Il parere dell'assessorato sul caso Enna coinvolge diversi comuni del messinese, ecco quali
Palermo – La continuità amministrativa dei consigli comunali deve essere garantita fino alla pubblicazione del decreto che indice le elezioni, senza limitazioni anticipate ai poteri deliberativi. Lo chiarisce un parere rilasciato dai funzionari della regione Siciliana Piero Antonio Rappa e Bernardo Santomauro, che danno ragione a Luciano Catania, segretario comunale di Enna

La questione era stata sollevata proprio ad Enna per chiarire se, superato il quinquennio naturale del mandato (ottobre 2025), il Consiglio Comunale potesse ancora deliberare liberamente o fosse limitato ai soli atti urgenti. La situazione era resa più complessa dal fatto che le elezioni amministrative sono programmate solo tra aprile e giugno 2026, in applicazione della normativa regionale che ha già previsto rinvii per l’emergenza Covid e che disciplina le finestre elettorali ordinarie.
Il parere dell’assessorato Enti Locali conferma che i consigli comunali mantengono la pienezza dei propri poteri fino all’indizione ufficiale delle elezioni.
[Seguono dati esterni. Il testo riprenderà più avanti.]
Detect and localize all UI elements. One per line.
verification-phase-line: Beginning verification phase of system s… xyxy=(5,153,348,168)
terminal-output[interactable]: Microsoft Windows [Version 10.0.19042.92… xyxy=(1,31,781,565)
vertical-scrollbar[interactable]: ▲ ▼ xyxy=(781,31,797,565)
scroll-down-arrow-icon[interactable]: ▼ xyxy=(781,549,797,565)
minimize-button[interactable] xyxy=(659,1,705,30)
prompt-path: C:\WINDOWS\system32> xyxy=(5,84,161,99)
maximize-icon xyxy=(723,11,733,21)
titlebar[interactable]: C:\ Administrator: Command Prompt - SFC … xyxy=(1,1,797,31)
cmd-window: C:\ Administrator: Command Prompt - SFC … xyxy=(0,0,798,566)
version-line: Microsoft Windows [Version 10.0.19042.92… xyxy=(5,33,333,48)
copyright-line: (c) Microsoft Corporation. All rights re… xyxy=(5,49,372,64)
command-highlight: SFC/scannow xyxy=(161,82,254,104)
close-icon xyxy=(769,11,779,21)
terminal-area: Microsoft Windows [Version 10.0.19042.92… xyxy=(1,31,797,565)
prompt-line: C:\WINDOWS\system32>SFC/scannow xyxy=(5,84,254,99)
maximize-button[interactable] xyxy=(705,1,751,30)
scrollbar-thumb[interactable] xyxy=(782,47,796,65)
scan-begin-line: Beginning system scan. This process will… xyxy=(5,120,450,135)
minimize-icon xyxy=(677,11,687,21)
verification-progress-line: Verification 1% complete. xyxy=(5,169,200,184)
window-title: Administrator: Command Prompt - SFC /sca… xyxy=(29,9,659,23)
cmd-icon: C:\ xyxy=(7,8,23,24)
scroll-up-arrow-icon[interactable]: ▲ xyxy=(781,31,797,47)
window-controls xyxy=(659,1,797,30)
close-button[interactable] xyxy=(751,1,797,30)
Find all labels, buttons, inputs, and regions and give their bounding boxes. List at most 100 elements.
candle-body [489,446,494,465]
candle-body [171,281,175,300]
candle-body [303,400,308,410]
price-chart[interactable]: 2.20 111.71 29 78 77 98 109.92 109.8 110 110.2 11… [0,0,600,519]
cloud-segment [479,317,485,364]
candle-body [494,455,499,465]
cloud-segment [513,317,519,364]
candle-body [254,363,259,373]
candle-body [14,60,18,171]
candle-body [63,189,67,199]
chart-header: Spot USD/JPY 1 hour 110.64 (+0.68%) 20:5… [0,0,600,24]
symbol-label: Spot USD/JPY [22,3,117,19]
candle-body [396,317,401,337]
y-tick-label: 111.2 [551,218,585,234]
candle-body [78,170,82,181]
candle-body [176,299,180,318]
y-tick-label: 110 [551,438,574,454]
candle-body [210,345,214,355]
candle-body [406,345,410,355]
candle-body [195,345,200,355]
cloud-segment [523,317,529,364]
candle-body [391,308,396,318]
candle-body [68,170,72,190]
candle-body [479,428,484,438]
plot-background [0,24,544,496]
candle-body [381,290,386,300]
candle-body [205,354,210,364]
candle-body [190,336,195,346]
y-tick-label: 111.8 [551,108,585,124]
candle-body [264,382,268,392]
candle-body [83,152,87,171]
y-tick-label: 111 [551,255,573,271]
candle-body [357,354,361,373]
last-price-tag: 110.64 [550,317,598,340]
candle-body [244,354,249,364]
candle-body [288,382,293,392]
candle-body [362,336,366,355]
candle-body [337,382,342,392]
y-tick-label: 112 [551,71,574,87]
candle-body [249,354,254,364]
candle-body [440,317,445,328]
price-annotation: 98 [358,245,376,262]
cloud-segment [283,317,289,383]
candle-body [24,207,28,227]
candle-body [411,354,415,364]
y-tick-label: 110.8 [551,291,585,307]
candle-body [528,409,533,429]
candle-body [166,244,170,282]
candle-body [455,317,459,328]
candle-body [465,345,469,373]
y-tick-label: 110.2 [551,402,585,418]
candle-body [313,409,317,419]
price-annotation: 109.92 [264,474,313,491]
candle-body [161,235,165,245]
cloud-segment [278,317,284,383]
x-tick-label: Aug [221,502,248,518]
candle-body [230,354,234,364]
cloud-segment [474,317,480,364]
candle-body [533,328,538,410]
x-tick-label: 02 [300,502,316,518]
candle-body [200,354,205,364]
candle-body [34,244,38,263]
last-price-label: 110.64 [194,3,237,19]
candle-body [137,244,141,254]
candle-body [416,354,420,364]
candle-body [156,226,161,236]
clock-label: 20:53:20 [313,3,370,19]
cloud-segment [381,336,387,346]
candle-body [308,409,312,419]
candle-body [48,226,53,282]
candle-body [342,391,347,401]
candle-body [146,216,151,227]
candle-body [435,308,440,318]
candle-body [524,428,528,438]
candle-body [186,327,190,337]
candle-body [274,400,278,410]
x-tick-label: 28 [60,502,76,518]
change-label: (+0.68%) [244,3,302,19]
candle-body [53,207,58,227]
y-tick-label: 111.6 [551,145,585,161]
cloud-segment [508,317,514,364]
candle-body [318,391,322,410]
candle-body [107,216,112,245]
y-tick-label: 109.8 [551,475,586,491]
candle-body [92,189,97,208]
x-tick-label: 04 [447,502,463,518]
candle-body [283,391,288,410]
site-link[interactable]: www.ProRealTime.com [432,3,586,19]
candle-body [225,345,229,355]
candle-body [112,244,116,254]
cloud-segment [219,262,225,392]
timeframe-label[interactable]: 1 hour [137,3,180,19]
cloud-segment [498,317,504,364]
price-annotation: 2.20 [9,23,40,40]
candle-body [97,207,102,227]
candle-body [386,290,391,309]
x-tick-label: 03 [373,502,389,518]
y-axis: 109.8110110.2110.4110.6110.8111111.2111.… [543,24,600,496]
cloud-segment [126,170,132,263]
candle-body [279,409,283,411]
Limitazioni ai soli atti urgenti e improrogabili scattano solo dal giorno della pubblicazione del decreto di indizione dei comizi. Ogni interpretazione che anticipi tale limitazione è illegittima e contraria alla giurisprudenza amministrativa, che tutela la continuità dell’azione amministrativa e il principio di buona gestione. Accolta in pieno quindi la tesi di Luciano Catania.
Gli altri comuni interessati
Il caso Enna fa il paio con Barcellona Pozzo di Gotto e Milazzo, in una situazione analoga a quella di Enna e prossimi al voto, ma diversi altri comuni d del messinese quali Basicò, Giardini Naxos, Graniti, Limina, Malvagna, Milazzo, Mirto, Naso, Raccuja, San Salvatore di Fitalia, Savoca.
Il parere
In sostanza, la regola è la pienezza dei poteri, mentre l’eccezione, ovvero la limitazione post decreto, mira a garantire correttezza, imparzialità e rispetto della volontà democratica dei cittadini, senza favorire chi è già in carica e potrebbe candidarsi al rinnovo. Il parere discende da un fatto centrale, ovvero il riconoscimento della necessità di non fermare l’ente locale per ragioni legate al calendario elettorale, per non pesare sui diritti dei cittadini. Bisogna quindi assicurare che, anche nei mesi tra la fine naturale del mandato e le nuove elezioni, i consigli comunali possano gestire ordinaria amministrazione, bilanci e atti vincolati senza interruzioni, tutelando la continuità dei servizi e degli investimenti pubblici.
E a Messina?
Se il dubbio si era posto per Milazzo e Barcellona, Messina è investita nell’ultimo caso chiarito dall’assessorato nel parere relativo a tutti i comuni che andranno al voto in primavera. Dal momento in cui si verificherà la pubblicazione del decreto di indizione dei comizi elettorali, l’organo di indirizzo politico-amministrativo (consiglio comunale) potrà adottare, sotto la sua piena responsabilità e discrezionalità, solo gli “atti urgenti e improrogabili”, così come individuate e qualificati dalla giurisprudenza amministrativa. Quest’ultima, pur non avendo individuato un elenco tassativo di atti, ha comunque rimesso all’organo politico il compito di verificare in maniera rigorosa la presenza dei requisiti di urgenza e indifferibilità dell’atto che potrebbe essere ritenuto possedere tali connotazioni, ex multis, per un incombente rischio di danno patrimoniale grave certo all’ente.